An evening of Métis mother-daughter storytelling:  Délani Valin launches Shapeshifters in Edmonton

An evening of Métis mother-daughter storytelling: Délani Valin launches Shapeshifters in Edmonton

Join us for the launch of Délani Valin’s debut book of poetry, Shapeshifters (Nightwood, $19.95) at Audreys Books (10702 Jasper Ave) on December 7 at 7pm. Délani and her mother, beadwork artist and Métis knowledge keeper Connie Kulhavy, share their stories of family, perseverance and hope through art, poetry and humour. They reflect on what it’s like to be featured in each other’s work and the ways in which art can heal through generations.

Shapeshifters explores the cost of finding the perfect mask.
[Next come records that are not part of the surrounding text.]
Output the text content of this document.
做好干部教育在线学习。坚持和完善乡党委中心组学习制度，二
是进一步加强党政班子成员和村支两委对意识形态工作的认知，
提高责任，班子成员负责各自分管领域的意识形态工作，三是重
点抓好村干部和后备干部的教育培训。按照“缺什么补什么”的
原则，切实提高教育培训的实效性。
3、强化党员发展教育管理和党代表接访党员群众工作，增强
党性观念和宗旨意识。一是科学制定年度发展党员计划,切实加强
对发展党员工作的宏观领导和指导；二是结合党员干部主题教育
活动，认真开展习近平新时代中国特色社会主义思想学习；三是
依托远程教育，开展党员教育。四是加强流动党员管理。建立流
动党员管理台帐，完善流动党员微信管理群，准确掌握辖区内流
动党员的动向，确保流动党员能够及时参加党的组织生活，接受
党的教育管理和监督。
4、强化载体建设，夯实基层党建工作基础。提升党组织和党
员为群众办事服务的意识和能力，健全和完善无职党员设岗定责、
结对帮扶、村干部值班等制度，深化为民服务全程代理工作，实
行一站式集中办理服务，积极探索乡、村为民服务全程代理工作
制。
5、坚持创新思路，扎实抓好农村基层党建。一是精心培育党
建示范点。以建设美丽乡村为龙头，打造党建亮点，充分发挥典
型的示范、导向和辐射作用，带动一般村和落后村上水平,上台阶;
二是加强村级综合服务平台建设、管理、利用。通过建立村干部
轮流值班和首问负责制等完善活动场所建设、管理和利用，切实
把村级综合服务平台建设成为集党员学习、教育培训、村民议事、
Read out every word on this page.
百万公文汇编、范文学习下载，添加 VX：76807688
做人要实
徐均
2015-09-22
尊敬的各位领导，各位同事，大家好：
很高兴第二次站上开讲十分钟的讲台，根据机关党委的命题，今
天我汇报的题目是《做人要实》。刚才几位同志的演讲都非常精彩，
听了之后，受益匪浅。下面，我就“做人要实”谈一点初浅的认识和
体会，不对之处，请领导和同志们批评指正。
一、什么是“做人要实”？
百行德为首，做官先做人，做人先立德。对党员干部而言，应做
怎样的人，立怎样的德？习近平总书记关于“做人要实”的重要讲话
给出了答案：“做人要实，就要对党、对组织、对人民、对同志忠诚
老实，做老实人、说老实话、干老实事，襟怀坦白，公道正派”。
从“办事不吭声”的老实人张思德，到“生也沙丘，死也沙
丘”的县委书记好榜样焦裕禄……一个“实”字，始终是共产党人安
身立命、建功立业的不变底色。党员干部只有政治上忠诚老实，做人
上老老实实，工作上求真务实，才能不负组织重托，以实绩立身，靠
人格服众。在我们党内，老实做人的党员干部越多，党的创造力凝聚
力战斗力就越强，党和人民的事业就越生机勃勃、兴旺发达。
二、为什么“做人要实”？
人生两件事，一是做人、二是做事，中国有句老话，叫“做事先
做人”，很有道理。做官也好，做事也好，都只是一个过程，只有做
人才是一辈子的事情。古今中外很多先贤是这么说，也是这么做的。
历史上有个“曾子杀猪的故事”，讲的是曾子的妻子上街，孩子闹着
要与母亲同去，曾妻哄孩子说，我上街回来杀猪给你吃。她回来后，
Through a lens of urban Métis experience and neurodivergence, Délani Valin takes on a series of personas as an act of empathy as resistance. Some personas are capitalist mascots like the Starbucks siren, Barbie and the Michelin Man, who confide the hopes and frustrations that lay hidden behind their relentless public enthusiasm. Others include psychiatric diagnoses like hypochondria, autism and depression, and unlikely archetypes such as a woman who becomes a land mass by ending the quest to shrink herself. In more confessional poems, the pressure to find relief from otherness often leads to magical thinking: portals, flight, telepathy and incantations all become metaphors for survival. Shapeshifters maps ways in which an individual can attempt to fit into a world that is inhospitable to them, and makes a case to shift the shape of that world.

Délani Valin is neurodivergent and Métis with Nehiyaw, Saulteaux, French-Canadian and Czech ancestry. She studies for her master’s in professional communications at Royal Roads University, and has a Bachelor of Arts in Creative Writing from Vancouver Island University. Her poetry has been awarded The Malahat Review’s Long Poem Prize and subTerrain’s Lush Triumphant Award. Her work has appeared in PRISM International, Adbusters, Room, and in the anthologies Those Who Make Us and Bawaajigan. She is on the editorial board of Room and The Malahat Review, and lives on traditional and unceded Snuneymuxw territory (Nanaimo, BC).